From Staff Reports, Durham Herald-Sun
CHAPEL HILL — The N.C. Council of Churches and documentary filmmaker Charles Thompson have partnered for a statewide series of showings of Thompson’s immigration saga “Brother Towns/Pueblos Hermanos,” during which audiences can watch Thompson’s film and then take part in discussions about immigration.
“Brother Towns/Pueblos Hermanos” will be shown at 7 p.m. Oct. 15 at the Global Education Center Auditorium, 301 Pittsboro St., on the UNC campus.

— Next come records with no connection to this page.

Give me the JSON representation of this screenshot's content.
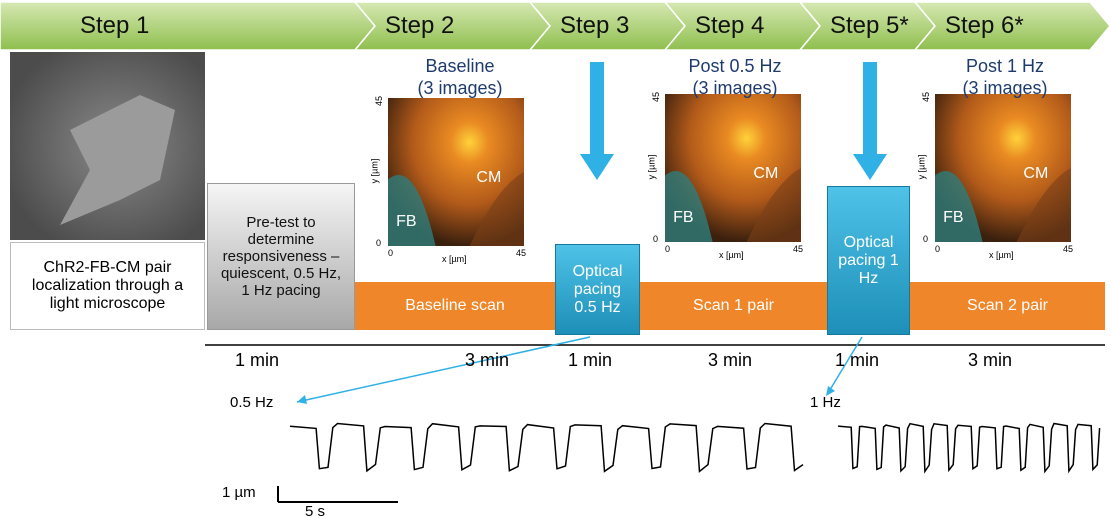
{
  "steps": [
    "Step 1",
    "Step 2",
    "Step 3",
    "Step 4",
    "Step 5*",
    "Step 6*"
  ],
  "microscope_caption": "ChR2-FB-CM pair localization through a light microscope",
  "pretest": "Pre-test to determine responsiveness – quiescent, 0.5 Hz, 1 Hz pacing",
  "panels": [
    {
      "title": [
        "Baseline",
        "(3 images)"
      ],
      "y_label": "y [µm]",
      "x_label": "x [µm]",
      "y_max": "45",
      "y_min": "0",
      "x_min": "0",
      "x_max": "45",
      "labels": [
        "CM",
        "FB"
      ]
    },
    {
      "title": [
        "Post 0.5 Hz",
        "(3 images)"
      ],
      "y_label": "y [µm]",
      "x_label": "x [µm]",
      "y_max": "45",
      "y_min": "0",
      "x_min": "0",
      "x_max": "45",
      "labels": [
        "CM",
        "FB"
      ]
    },
    {
      "title": [
        "Post 1 Hz",
        "(3 images)"
      ],
      "y_label": "y [µm]",
      "x_label": "x [µm]",
      "y_max": "45",
      "y_min": "0",
      "x_min": "0",
      "x_max": "45",
      "labels": [
        "CM",
        "FB"
      ]
    }
  ],
  "scans": [
    "Baseline scan",
    "Scan 1 pair",
    "Scan 2 pair"
  ],
  "pacing": [
    "Optical pacing 0.5 Hz",
    "Optical pacing 1 Hz"
  ],
  "times": [
    "1 min",
    "3 min",
    "1 min",
    "3 min",
    "1 min",
    "3 min"
  ],
  "traces": {
    "labels": [
      "0.5 Hz",
      "1 Hz"
    ],
    "scale_y": "1 µm",
    "scale_x": "5 s"
  }
}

“Brother Towns/Pueblos Hermanos” tells the story of two towns, Jacaltenango, Guatemala, and Jupiter, Fla., that are linked by immigration, family and work. It traces the path of people who travel thousands of miles from home in the hopes of making a living and being able to send money back to their families. While conducting graduate field research in Jacaltenango, Thompson realized that violence and economics had driven thousands of men and women from the Guatemalan town to Florida. His film captures that as well as the voices of people opposed to undocumented immigrants and those who are advocates for helping migrants, regardless of their documentation status.

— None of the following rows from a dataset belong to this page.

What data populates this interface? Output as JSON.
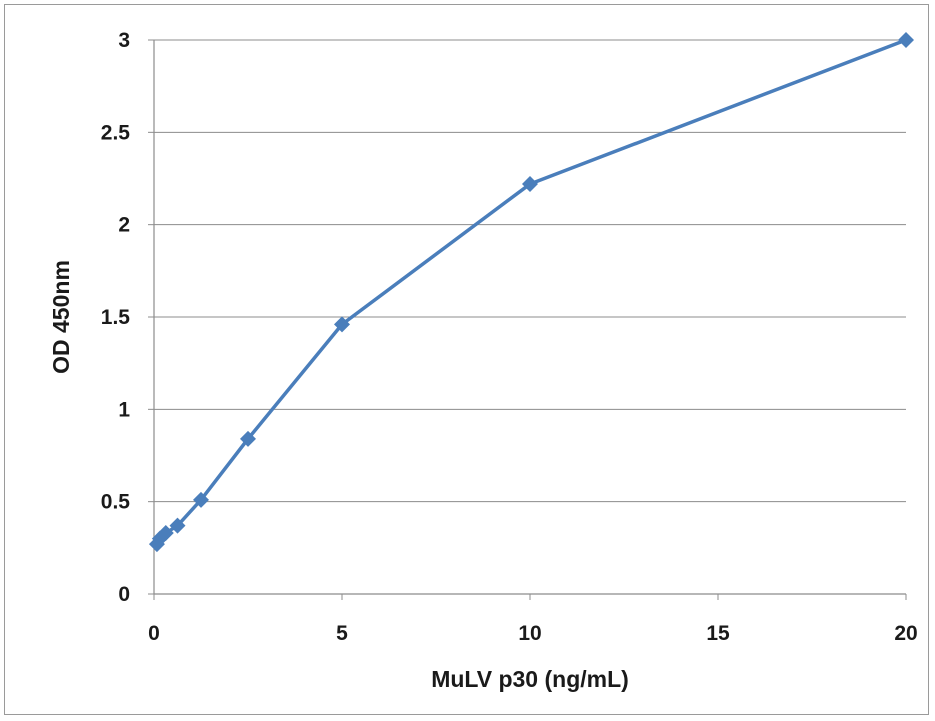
{
  "chart_data": {
    "type": "line",
    "title": "",
    "xlabel": "MuLV p30 (ng/mL)",
    "ylabel": "OD 450nm",
    "xlim": [
      0,
      20
    ],
    "ylim": [
      0,
      3
    ],
    "xticks": [
      0,
      5,
      10,
      15,
      20
    ],
    "yticks": [
      0,
      0.5,
      1,
      1.5,
      2,
      2.5,
      3
    ],
    "xtick_labels": [
      "0",
      "5",
      "10",
      "15",
      "20"
    ],
    "ytick_labels": [
      "0",
      "0.5",
      "1",
      "1.5",
      "2",
      "2.5",
      "3"
    ],
    "grid": "horizontal",
    "legend": "none",
    "marker": "diamond",
    "color": "#4a7ebb",
    "series": [
      {
        "x": [
          0.078,
          0.156,
          0.313,
          0.625,
          1.25,
          2.5,
          5,
          10,
          20
        ],
        "y": [
          0.27,
          0.3,
          0.33,
          0.37,
          0.51,
          0.84,
          1.46,
          2.22,
          3.0
        ]
      }
    ]
  }
}
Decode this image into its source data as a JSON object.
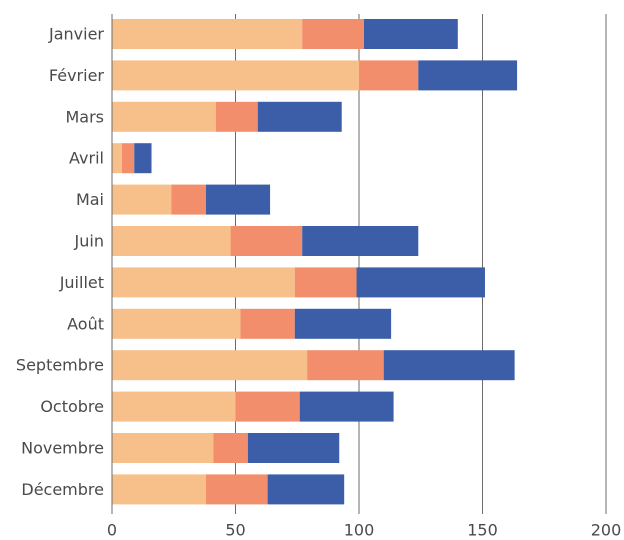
{
  "chart_data": {
    "type": "bar",
    "orientation": "horizontal",
    "stacked": true,
    "title": "",
    "xlabel": "",
    "ylabel": "",
    "xlim": [
      0,
      200
    ],
    "x_ticks": [
      0,
      50,
      100,
      150,
      200
    ],
    "grid": "vertical",
    "legend": "none",
    "categories": [
      "Janvier",
      "Février",
      "Mars",
      "Avril",
      "Mai",
      "Juin",
      "Juillet",
      "Août",
      "Septembre",
      "Octobre",
      "Novembre",
      "Décembre"
    ],
    "series": [
      {
        "color": "#f7c08a",
        "values": [
          77,
          100,
          42,
          4,
          24,
          48,
          74,
          52,
          79,
          50,
          41,
          38
        ]
      },
      {
        "color": "#f28e6b",
        "values": [
          25,
          24,
          17,
          5,
          14,
          29,
          25,
          22,
          31,
          26,
          14,
          25
        ]
      },
      {
        "color": "#3c5ea8",
        "values": [
          38,
          40,
          34,
          7,
          26,
          47,
          52,
          39,
          53,
          38,
          37,
          31
        ]
      }
    ]
  }
}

“Our country wouldn’t be where it is today without immigrants. In fact, we’re all immigrants, from those who first came to this continent thousands of years ago to those who came yesterday. The question that we hope to address with this film and related discussions is how we can all live together in this complex and globalizing world,” said Thompson, who is director of undergraduate programs at Duke’s Center for Documentary Studies.
The N.C. Council of Churches has long been an advocate for immigrants, including efforts on behalf of farmworkers in the state’s fields and, more recently, in the heated debate over undocumented immigrants. The organization established the N.C. Religious Coalition for Justice for Immigrants in 2008.

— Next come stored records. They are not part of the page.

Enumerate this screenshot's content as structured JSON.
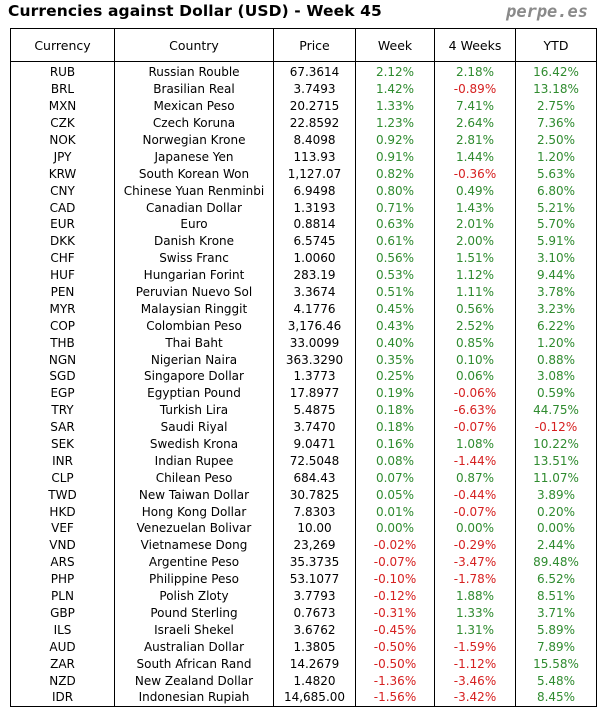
{
  "header": {
    "title": "Currencies against Dollar (USD) - Week 45",
    "brand": "perpe.es"
  },
  "colors": {
    "positive": "#2f8b2f",
    "negative": "#d62020"
  },
  "table": {
    "columns": [
      "Currency",
      "Country",
      "Price",
      "Week",
      "4 Weeks",
      "YTD"
    ],
    "rows": [
      [
        "RUB",
        "Russian Rouble",
        "67.3614",
        "2.12%",
        "2.18%",
        "16.42%"
      ],
      [
        "BRL",
        "Brasilian Real",
        "3.7493",
        "1.42%",
        "-0.89%",
        "13.18%"
      ],
      [
        "MXN",
        "Mexican Peso",
        "20.2715",
        "1.33%",
        "7.41%",
        "2.75%"
      ],
      [
        "CZK",
        "Czech Koruna",
        "22.8592",
        "1.23%",
        "2.64%",
        "7.36%"
      ],
      [
        "NOK",
        "Norwegian Krone",
        "8.4098",
        "0.92%",
        "2.81%",
        "2.50%"
      ],
      [
        "JPY",
        "Japanese Yen",
        "113.93",
        "0.91%",
        "1.44%",
        "1.20%"
      ],
      [
        "KRW",
        "South Korean Won",
        "1,127.07",
        "0.82%",
        "-0.36%",
        "5.63%"
      ],
      [
        "CNY",
        "Chinese Yuan Renminbi",
        "6.9498",
        "0.80%",
        "0.49%",
        "6.80%"
      ],
      [
        "CAD",
        "Canadian Dollar",
        "1.3193",
        "0.71%",
        "1.43%",
        "5.21%"
      ],
      [
        "EUR",
        "Euro",
        "0.8814",
        "0.63%",
        "2.01%",
        "5.70%"
      ],
      [
        "DKK",
        "Danish Krone",
        "6.5745",
        "0.61%",
        "2.00%",
        "5.91%"
      ],
      [
        "CHF",
        "Swiss Franc",
        "1.0060",
        "0.56%",
        "1.51%",
        "3.10%"
      ],
      [
        "HUF",
        "Hungarian Forint",
        "283.19",
        "0.53%",
        "1.12%",
        "9.44%"
      ],
      [
        "PEN",
        "Peruvian Nuevo Sol",
        "3.3674",
        "0.51%",
        "1.11%",
        "3.78%"
      ],
      [
        "MYR",
        "Malaysian Ringgit",
        "4.1776",
        "0.45%",
        "0.56%",
        "3.23%"
      ],
      [
        "COP",
        "Colombian Peso",
        "3,176.46",
        "0.43%",
        "2.52%",
        "6.22%"
      ],
      [
        "THB",
        "Thai Baht",
        "33.0099",
        "0.40%",
        "0.85%",
        "1.20%"
      ],
      [
        "NGN",
        "Nigerian Naira",
        "363.3290",
        "0.35%",
        "0.10%",
        "0.88%"
      ],
      [
        "SGD",
        "Singapore Dollar",
        "1.3773",
        "0.25%",
        "0.06%",
        "3.08%"
      ],
      [
        "EGP",
        "Egyptian Pound",
        "17.8977",
        "0.19%",
        "-0.06%",
        "0.59%"
      ],
      [
        "TRY",
        "Turkish Lira",
        "5.4875",
        "0.18%",
        "-6.63%",
        "44.75%"
      ],
      [
        "SAR",
        "Saudi Riyal",
        "3.7470",
        "0.18%",
        "-0.07%",
        "-0.12%"
      ],
      [
        "SEK",
        "Swedish Krona",
        "9.0471",
        "0.16%",
        "1.08%",
        "10.22%"
      ],
      [
        "INR",
        "Indian Rupee",
        "72.5048",
        "0.08%",
        "-1.44%",
        "13.51%"
      ],
      [
        "CLP",
        "Chilean Peso",
        "684.43",
        "0.07%",
        "0.87%",
        "11.07%"
      ],
      [
        "TWD",
        "New Taiwan Dollar",
        "30.7825",
        "0.05%",
        "-0.44%",
        "3.89%"
      ],
      [
        "HKD",
        "Hong Kong Dollar",
        "7.8303",
        "0.01%",
        "-0.07%",
        "0.20%"
      ],
      [
        "VEF",
        "Venezuelan Bolivar",
        "10.00",
        "0.00%",
        "0.00%",
        "0.00%"
      ],
      [
        "VND",
        "Vietnamese Dong",
        "23,269",
        "-0.02%",
        "-0.29%",
        "2.44%"
      ],
      [
        "ARS",
        "Argentine Peso",
        "35.3735",
        "-0.07%",
        "-3.47%",
        "89.48%"
      ],
      [
        "PHP",
        "Philippine Peso",
        "53.1077",
        "-0.10%",
        "-1.78%",
        "6.52%"
      ],
      [
        "PLN",
        "Polish Zloty",
        "3.7793",
        "-0.12%",
        "1.88%",
        "8.51%"
      ],
      [
        "GBP",
        "Pound Sterling",
        "0.7673",
        "-0.31%",
        "1.33%",
        "3.71%"
      ],
      [
        "ILS",
        "Israeli Shekel",
        "3.6762",
        "-0.45%",
        "1.31%",
        "5.89%"
      ],
      [
        "AUD",
        "Australian Dollar",
        "1.3805",
        "-0.50%",
        "-1.59%",
        "7.89%"
      ],
      [
        "ZAR",
        "South African Rand",
        "14.2679",
        "-0.50%",
        "-1.12%",
        "15.58%"
      ],
      [
        "NZD",
        "New Zealand Dollar",
        "1.4820",
        "-1.36%",
        "-3.46%",
        "5.48%"
      ],
      [
        "IDR",
        "Indonesian Rupiah",
        "14,685.00",
        "-1.56%",
        "-3.42%",
        "8.45%"
      ]
    ]
  }
}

“Our longstanding faith traditions compel us to recognize the full dignity and humanity in all people,” said Council Program Associate Chris Liu-Beers. “The farmworker who provides our daily bread, the construction worker who puts a roof over our head, the library worker who greets us with a smile — each is a child of God.”
Thompson said he was elated to be working with the council on the project, citing the organization’s history of work on immigration.
“There are no better sources to turn to regarding how to treat our neighbors — not only those we choose, but those we have — than our religious traditions. The Bible, for example, is filled with quotes regarding how to live with immigrants and other people we might not know. This film is called ‘Brother Towns’ in part because it also is about a community that addresses how neighbors of different origins can live together,” he said.
“It is not a religious film, per se, but it will have resonance with many persons of faith,” Thompson said.